Glasses Vs. Contacts

Connie Mitchell

Years ago, people with bad eyesight had one option: eyeglasses. Then contact lenses came along, expanding corrective eyewear choices. Yet deciding between glasses and contact lenses depends on a lot more than preference. Each type of vision correction has its pros and cons.

    “Since contacts are worn on the cornea, rather than in front of the eye like glasses, there is less peripheral distortion, blocked side vision due to frames, unwanted reflections and minimization of the image in highly nearsighted patients, and fewer problems with glasses fogging or beading up in the rain, cold weather or during sports,” explains Dr. Jay Pepose, medical director of Pepose Vision Institute.

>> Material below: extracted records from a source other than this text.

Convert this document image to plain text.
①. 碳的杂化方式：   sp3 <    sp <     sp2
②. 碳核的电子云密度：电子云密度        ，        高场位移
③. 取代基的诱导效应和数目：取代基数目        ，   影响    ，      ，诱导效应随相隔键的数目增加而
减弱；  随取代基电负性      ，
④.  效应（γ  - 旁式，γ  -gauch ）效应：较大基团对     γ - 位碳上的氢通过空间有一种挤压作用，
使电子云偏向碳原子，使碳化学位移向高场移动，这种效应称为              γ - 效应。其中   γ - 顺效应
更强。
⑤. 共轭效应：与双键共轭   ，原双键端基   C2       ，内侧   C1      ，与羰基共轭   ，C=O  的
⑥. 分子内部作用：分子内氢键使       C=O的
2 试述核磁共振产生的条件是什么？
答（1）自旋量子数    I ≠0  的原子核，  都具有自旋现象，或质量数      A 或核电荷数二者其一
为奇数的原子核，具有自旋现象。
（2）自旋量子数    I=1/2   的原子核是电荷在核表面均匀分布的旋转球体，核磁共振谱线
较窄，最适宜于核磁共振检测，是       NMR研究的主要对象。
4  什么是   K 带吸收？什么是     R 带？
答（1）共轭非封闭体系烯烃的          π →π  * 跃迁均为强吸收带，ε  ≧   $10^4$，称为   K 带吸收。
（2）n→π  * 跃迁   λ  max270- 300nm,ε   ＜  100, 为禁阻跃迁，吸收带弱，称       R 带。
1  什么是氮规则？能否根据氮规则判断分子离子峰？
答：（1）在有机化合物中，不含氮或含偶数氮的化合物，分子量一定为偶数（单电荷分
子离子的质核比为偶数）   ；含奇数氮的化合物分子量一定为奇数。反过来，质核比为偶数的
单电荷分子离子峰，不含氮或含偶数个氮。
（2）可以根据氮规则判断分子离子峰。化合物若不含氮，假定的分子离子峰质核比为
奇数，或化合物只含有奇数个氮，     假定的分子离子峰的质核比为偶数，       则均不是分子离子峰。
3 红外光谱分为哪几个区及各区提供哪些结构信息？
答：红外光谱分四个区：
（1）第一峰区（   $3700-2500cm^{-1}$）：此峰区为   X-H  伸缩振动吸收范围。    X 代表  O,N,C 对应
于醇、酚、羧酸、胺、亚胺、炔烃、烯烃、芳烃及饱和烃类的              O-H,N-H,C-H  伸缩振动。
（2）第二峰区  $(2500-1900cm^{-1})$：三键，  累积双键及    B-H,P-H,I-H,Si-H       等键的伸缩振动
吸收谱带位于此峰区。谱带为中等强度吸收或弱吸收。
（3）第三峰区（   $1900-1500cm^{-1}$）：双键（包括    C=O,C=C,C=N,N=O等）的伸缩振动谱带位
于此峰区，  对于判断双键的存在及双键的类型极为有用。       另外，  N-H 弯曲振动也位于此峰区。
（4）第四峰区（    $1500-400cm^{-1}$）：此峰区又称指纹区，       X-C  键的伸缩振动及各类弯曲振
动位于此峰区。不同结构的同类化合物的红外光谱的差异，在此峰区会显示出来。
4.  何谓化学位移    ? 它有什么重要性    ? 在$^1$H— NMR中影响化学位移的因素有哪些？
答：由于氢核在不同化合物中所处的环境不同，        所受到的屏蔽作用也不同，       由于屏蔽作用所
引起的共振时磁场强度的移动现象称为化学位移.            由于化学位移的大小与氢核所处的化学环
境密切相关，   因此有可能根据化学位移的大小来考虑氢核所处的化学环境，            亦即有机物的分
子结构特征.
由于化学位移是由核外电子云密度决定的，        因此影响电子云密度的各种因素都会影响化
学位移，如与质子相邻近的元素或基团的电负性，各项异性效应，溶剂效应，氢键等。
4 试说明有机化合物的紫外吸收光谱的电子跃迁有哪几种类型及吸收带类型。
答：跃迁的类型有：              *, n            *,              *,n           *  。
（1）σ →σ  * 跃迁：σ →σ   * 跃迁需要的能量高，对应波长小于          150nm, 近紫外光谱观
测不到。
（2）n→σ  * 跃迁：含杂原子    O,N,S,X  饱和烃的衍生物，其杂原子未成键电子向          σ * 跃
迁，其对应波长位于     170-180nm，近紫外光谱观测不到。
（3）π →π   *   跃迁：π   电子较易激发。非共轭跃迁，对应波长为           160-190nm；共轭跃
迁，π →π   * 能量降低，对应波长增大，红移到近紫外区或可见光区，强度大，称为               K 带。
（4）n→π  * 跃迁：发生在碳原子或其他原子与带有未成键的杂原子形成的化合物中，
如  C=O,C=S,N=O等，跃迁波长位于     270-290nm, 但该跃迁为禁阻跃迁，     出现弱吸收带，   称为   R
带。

    Athletes who find glasses annoying while playing sports or people who are interested in colored contact lenses that tint the iris to a different or more vibrant shade are among those who prefer contacts, he says. “However, patients who smoke or wear contact lenses overnight are more susceptible to developing corneal ulcers related to contacts,” Pepose notes.

    “Contact lenses are medical devices that require cleaning, replacement and monitoring by an eye care professional,” he adds. Individuals should not swim, shower or go into hot tubs wearing contact lenses because these environments can increase infection risk. “Some patients 40 or older may feel that their near vision is more compromised in contacts than glasses, and may consider trying monovision contact lenses or multifocal contact lenses, as an alternative to bifocal glasses,” Pepose offers.

    People who have allergies or dry eyes may find contact lenses uncomfortable, and others are squeamish about the process of inserting and removing contact lenses. And with the wide array of fashionable frames available today, many people enjoy accessorizing their look with glasses that express their personality and enhance their appearance.

    In most cases, neither glasses nor contact lenses have an inherent effect on long-term eye health or vision, as long as they are cared for and used properly, says Dr. Sidney Hanish, an ophthalmologist with the Hanish Eye Institute in Hazelwood. In unusual cases, improper care can result in contact lens complications.

    “Contact lenses must be cared for properly. This means good hygiene and discarding the lens at the proper time,” Hanish says. “And it’s very important that anytime a contact lens wearer has a red, watery eye, the contact needs to be removed, and the patient needs to see their eye care specialist.”

    Surgical options for eliminating reading glasses include monovision LASIK, where one eye is corrected for distance clarity and the other for reading, and using premium lens implants, commonly the Crystalens or ReStor lens implants, at the time of cataract surgery. These implants correct both the distance and reading vision, in most cases, Hanish says.

    In fact, surgical options continue to evolve. The Pepose Vision Institute is participating in the third phase of clinical trials for an ultra-thin corneal inlay called Acufocus, which is placed in a pocket made in the cornea with the same laser used for LASIK. The inlay creates a small aperture, which blocks unfocused light and increases depth of field. Subjects will be followed for several years, after which data will be submitted to the Food and Drug Administration.